3 Basic Controls to Improve your AWS Security Posture
foundational security measures to prevent getting rekt from hackers
Howdy anon, Celt here to talk about some foundational AWS security measures. Many people think these things are basic, yet every year we hear about hacks that occurred because of one of the following reasons. Consider these day 0 type security controls, these are basic. Regardless, security fundamentals are the most important, as more advanced security measures do not help if the foundation is not there. Again, some customers legitimately either do not know the following information, or just ignore it because they don’t realize the consequences. So lets start from the fundamentals and work our way up to the advanced controls.
Do not use the account root user
Always mentioned at almost every AWS security talk, yet people still dont get this right. Do not regularly (ideally ever) use the account root user. The account root user should be used for emergencies, if at all. The best practice would be to create an IAM role for admins. This probably sounds dumb, why not use the root account they have the same permissions in this case? There is a caveat that makes this incorrect. The reason for this is because the account root user cannot have privileges revoked or decreased. If someone has access to your account root user you are rekt, they can do anything on the account. Conversely, if a nefarious hacker were to get access to an admin account, you would be able to revoke the credentials and remove permissions from the user. Simple control that can save you from serious damage.
Turbo Note: You can set up monitoring for the account root user logins. It would look something like:
![](https://substackcdn.com/image/fetch/w_1456,c_limit,f_auto,q_auto:good,fl_progressive:steep/https%3A%2F%2Fbucketeer-e05bbc84-baa3-437e-9518-adb32be77984.s3.amazonaws.com%2Fpublic%2Fimages%2Fc26177db-92d8-481d-9343-25504649e071_819x116.png)
This is not going to cost you very much, and overall good for your posture to have some kind of monitoring in place. This will not cost you very much because Lambda is serverless compute, which has advantages you can read about on my previous post about serverless. If someone is using the account root user, you need find out and remediate the issue. Setting up alerting will allow you to do that. The output of this could even go into a compliance report. Would not be unusual for Info/Cyber sec folks to be tracking the number of account root user logins.
Use Multi-Factor Authentication (MFA)
Again, some of you probably think this is really dumb. But the security fundamentals are the cornerstone of security posture. Somewhere in your authentication process there should be at least a second form of authentication. Root account user 100% *needs* multi-factor, this is non-negotiable. At least for production account access there should be MFA enabled. For MFA we prefer hardware device or U2F security key > app generators like Duo > SMS. More from AWS on MFA here
Hacks are becoming more and more popular. No one wants to be the reason why, and cyber security is on the mind of every business leader.
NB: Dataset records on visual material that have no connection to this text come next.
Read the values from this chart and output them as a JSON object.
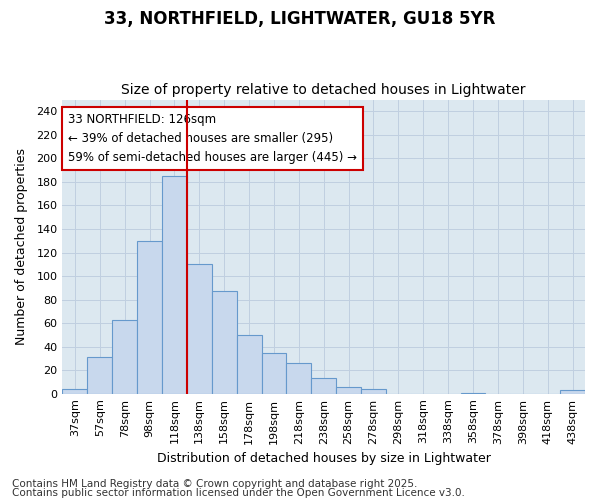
{
  "title1": "33, NORTHFIELD, LIGHTWATER, GU18 5YR",
  "title2": "Size of property relative to detached houses in Lightwater",
  "xlabel": "Distribution of detached houses by size in Lightwater",
  "ylabel": "Number of detached properties",
  "categories": [
    "37sqm",
    "57sqm",
    "78sqm",
    "98sqm",
    "118sqm",
    "138sqm",
    "158sqm",
    "178sqm",
    "198sqm",
    "218sqm",
    "238sqm",
    "258sqm",
    "278sqm",
    "298sqm",
    "318sqm",
    "338sqm",
    "358sqm",
    "378sqm",
    "398sqm",
    "418sqm",
    "438sqm"
  ],
  "values": [
    4,
    31,
    63,
    130,
    185,
    110,
    87,
    50,
    35,
    26,
    13,
    6,
    4,
    0,
    0,
    0,
    1,
    0,
    0,
    0,
    3
  ],
  "bar_color": "#c8d8ed",
  "bar_edge_color": "#6699cc",
  "bar_width": 1.0,
  "vline_x_idx": 4,
  "vline_color": "#cc0000",
  "annotation_text": "33 NORTHFIELD: 126sqm\n← 39% of detached houses are smaller (295)\n59% of semi-detached houses are larger (445) →",
  "annotation_box_color": "white",
  "annotation_box_edge": "#cc0000",
  "ylim": [
    0,
    250
  ],
  "yticks": [
    0,
    20,
    40,
    60,
    80,
    100,
    120,
    140,
    160,
    180,
    200,
    220,
    240
  ],
  "grid_color": "#c0cfe0",
  "bg_color": "#dce8f0",
  "outer_bg": "#ffffff",
  "footer1": "Contains HM Land Registry data © Crown copyright and database right 2025.",
  "footer2": "Contains public sector information licensed under the Open Government Licence v3.0.",
  "title1_fontsize": 12,
  "title2_fontsize": 10,
  "xlabel_fontsize": 9,
  "ylabel_fontsize": 9,
  "tick_fontsize": 8,
  "annot_fontsize": 8.5,
  "footer_fontsize": 7.5
}
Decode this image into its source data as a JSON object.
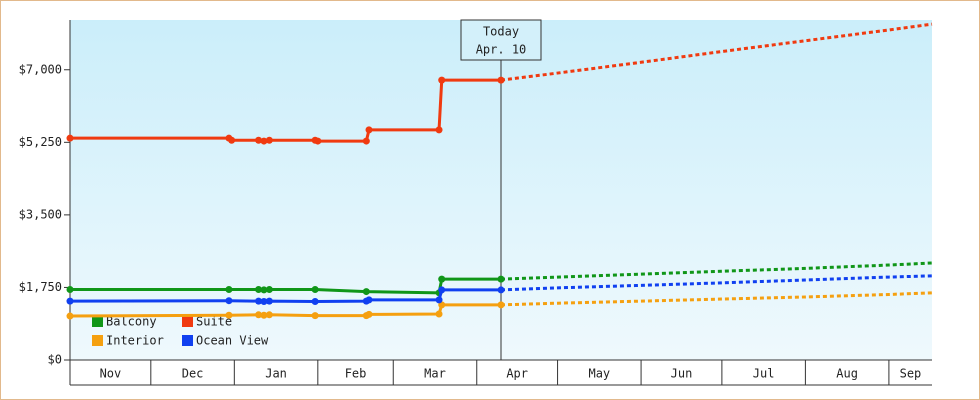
{
  "chart_data": {
    "type": "line",
    "xlim": [
      0,
      320
    ],
    "xticks": [
      {
        "value": 0,
        "label": "Nov"
      },
      {
        "value": 30,
        "label": "Dec"
      },
      {
        "value": 61,
        "label": "Jan"
      },
      {
        "value": 92,
        "label": "Feb"
      },
      {
        "value": 120,
        "label": "Mar"
      },
      {
        "value": 151,
        "label": "Apr"
      },
      {
        "value": 181,
        "label": "May"
      },
      {
        "value": 212,
        "label": "Jun"
      },
      {
        "value": 242,
        "label": "Jul"
      },
      {
        "value": 273,
        "label": "Aug"
      },
      {
        "value": 304,
        "label": "Sep"
      }
    ],
    "ylim": [
      0,
      8200
    ],
    "yticks": [
      {
        "value": 0,
        "label": "$0"
      },
      {
        "value": 1750,
        "label": "$1,750"
      },
      {
        "value": 3500,
        "label": "$3,500"
      },
      {
        "value": 5250,
        "label": "$5,250"
      },
      {
        "value": 7000,
        "label": "$7,000"
      }
    ],
    "annotation": {
      "x": 160,
      "title": "Today",
      "label": "Apr. 10"
    },
    "legend": "lower-left",
    "series": [
      {
        "name": "Balcony",
        "color": "#109618",
        "x": [
          0,
          59,
          70,
          72,
          74,
          91,
          110,
          137,
          138,
          160,
          181,
          212,
          242,
          273,
          304,
          320
        ],
        "values": [
          1700,
          1700,
          1700,
          1690,
          1700,
          1700,
          1650,
          1620,
          1950,
          1950,
          2000,
          2070,
          2140,
          2210,
          2290,
          2340
        ]
      },
      {
        "name": "Suite",
        "color": "#f03a10",
        "x": [
          0,
          59,
          60,
          70,
          72,
          74,
          91,
          92,
          110,
          111,
          137,
          138,
          160,
          181,
          212,
          242,
          273,
          304,
          320
        ],
        "values": [
          5350,
          5350,
          5300,
          5300,
          5280,
          5300,
          5300,
          5280,
          5280,
          5550,
          5550,
          6750,
          6750,
          6920,
          7180,
          7440,
          7700,
          7960,
          8100
        ]
      },
      {
        "name": "Interior",
        "color": "#f5a010",
        "x": [
          0,
          59,
          70,
          72,
          74,
          91,
          110,
          111,
          137,
          138,
          160,
          181,
          212,
          242,
          273,
          304,
          320
        ],
        "values": [
          1060,
          1080,
          1090,
          1080,
          1090,
          1070,
          1070,
          1100,
          1110,
          1330,
          1330,
          1370,
          1420,
          1470,
          1520,
          1580,
          1620
        ]
      },
      {
        "name": "Ocean View",
        "color": "#1040f0",
        "x": [
          0,
          59,
          70,
          72,
          74,
          91,
          110,
          111,
          137,
          138,
          160,
          181,
          212,
          242,
          273,
          304,
          320
        ],
        "values": [
          1420,
          1430,
          1420,
          1410,
          1420,
          1410,
          1420,
          1450,
          1450,
          1690,
          1690,
          1740,
          1800,
          1860,
          1930,
          2000,
          2030
        ]
      }
    ]
  }
}
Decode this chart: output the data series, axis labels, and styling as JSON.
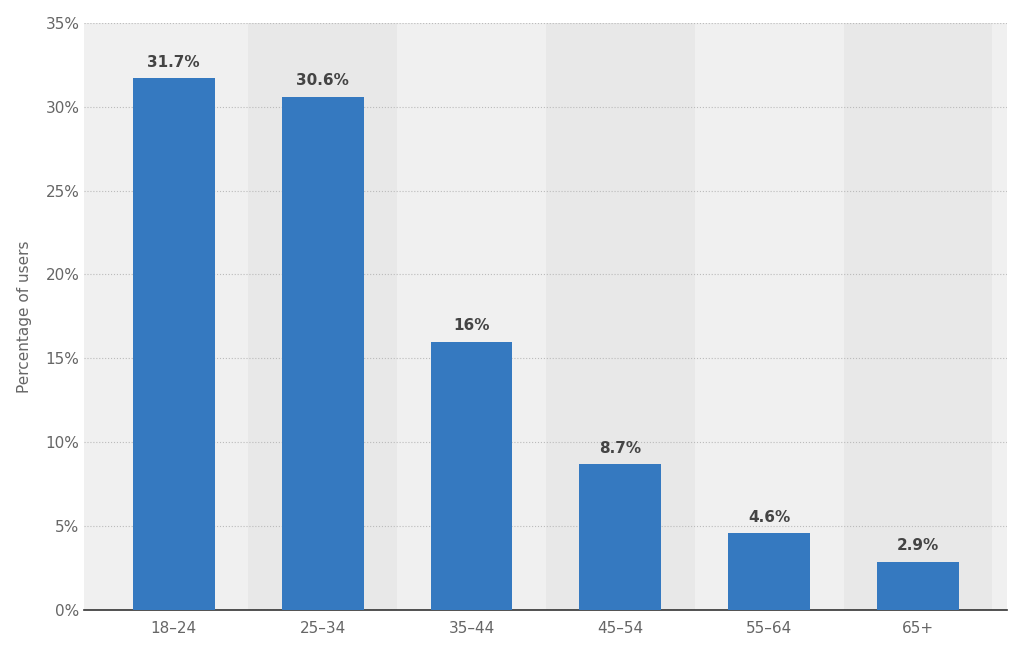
{
  "categories": [
    "18–24",
    "25–34",
    "35–44",
    "45–54",
    "55–64",
    "65+"
  ],
  "values": [
    31.7,
    30.6,
    16.0,
    8.7,
    4.6,
    2.9
  ],
  "labels": [
    "31.7%",
    "30.6%",
    "16%",
    "8.7%",
    "4.6%",
    "2.9%"
  ],
  "bar_color": "#3579c0",
  "background_color": "#ffffff",
  "plot_bg_color": "#f0f0f0",
  "col_band_color": "#e8e8e8",
  "ylabel": "Percentage of users",
  "ylim": [
    0,
    35
  ],
  "yticks": [
    0,
    5,
    10,
    15,
    20,
    25,
    30,
    35
  ],
  "ylabel_fontsize": 11,
  "tick_label_fontsize": 11,
  "value_label_fontsize": 11,
  "bar_width": 0.55,
  "grid_color": "#bbbbbb",
  "axis_color": "#333333",
  "text_color": "#666666",
  "label_text_color": "#444444"
}
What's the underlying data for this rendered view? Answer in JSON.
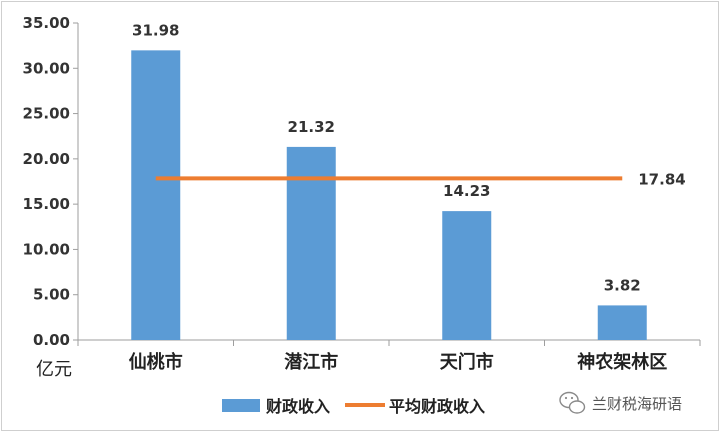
{
  "chart_data": {
    "type": "bar",
    "categories": [
      "仙桃市",
      "潜江市",
      "天门市",
      "神农架林区"
    ],
    "series": [
      {
        "name": "财政收入",
        "kind": "bar",
        "values": [
          31.98,
          21.32,
          14.23,
          3.82
        ],
        "color": "#5b9bd5"
      },
      {
        "name": "平均财政收入",
        "kind": "line",
        "values": [
          17.84,
          17.84,
          17.84,
          17.84
        ],
        "color": "#ed7d31"
      }
    ],
    "data_labels": [
      "31.98",
      "21.32",
      "14.23",
      "3.82"
    ],
    "average_label": "17.84",
    "ylim": [
      0,
      35
    ],
    "yticks": [
      "0.00",
      "5.00",
      "10.00",
      "15.00",
      "20.00",
      "25.00",
      "30.00",
      "35.00"
    ],
    "ylabel": "亿元",
    "legend_position": "bottom",
    "grid": false
  },
  "watermark": {
    "icon": "wechat-icon",
    "text": "兰财税海研语"
  }
}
One of the easiest way to reduce your exposure for an attack is to enable MFA. You also may have MFA built into your federated authentication process, that is probably enough to check this box as well.
Overall, use MFA wherever you can. Easy way to reduce the probability of an attack, and if there is one, you can say you at least had MFA enabled.
Adhering to the principle of least privilege
Almost every AWS talk you are going to hear the phrase “following the principle of least privilege”. If you don’t listen to any talks, that is alright, because i do that for you. Simply put, least principle means giving only the permissions that are *needed*. Easy to say, but harder to implement and control in practice. It is paramount to not be cavalier with what permissions are given. This sounds obvious but in reality it is really easy just to give someone admin or full privileges to a service. This is a huge mistake. If you are applying for an AWS security engineer position or something like that, expect a question on how to implement and control least privilege. It is just that important. You would need to determine the different personas that need access to AWS, what services, and what service capabilities they would need access to. For example granular role for business analysts that has read only access to billing information on the organization root account. Not following least privilege would be something like just giving business analysts full access to the organization root account. If someone has permissions they don’t *need* its only a matter of time until it goes wrong.
Turbo note: security and developer productivity are on a pendulum. Not enough permissions and developer productivity is decreased, too much and they accidently nuke something. There needs to be a dialogue open with the different engineering departments to what their people need. These needs often change over time as new services are onboarded to the company’s approved services. The one role approach for all of engineering is a bad approach. One example: the full stack developers do not need access to the machine learning infrastructure, so taking the one engineering role approach is not going to work either.
Conclusion
Thanks for reading anons. I know for a lot of you this is probably basic, but really question if you are doing all of these things. The more advanced things I am going to cover is not going to be helpful if the above controls are not in place. Fundamentals are always the most important, nothing new here.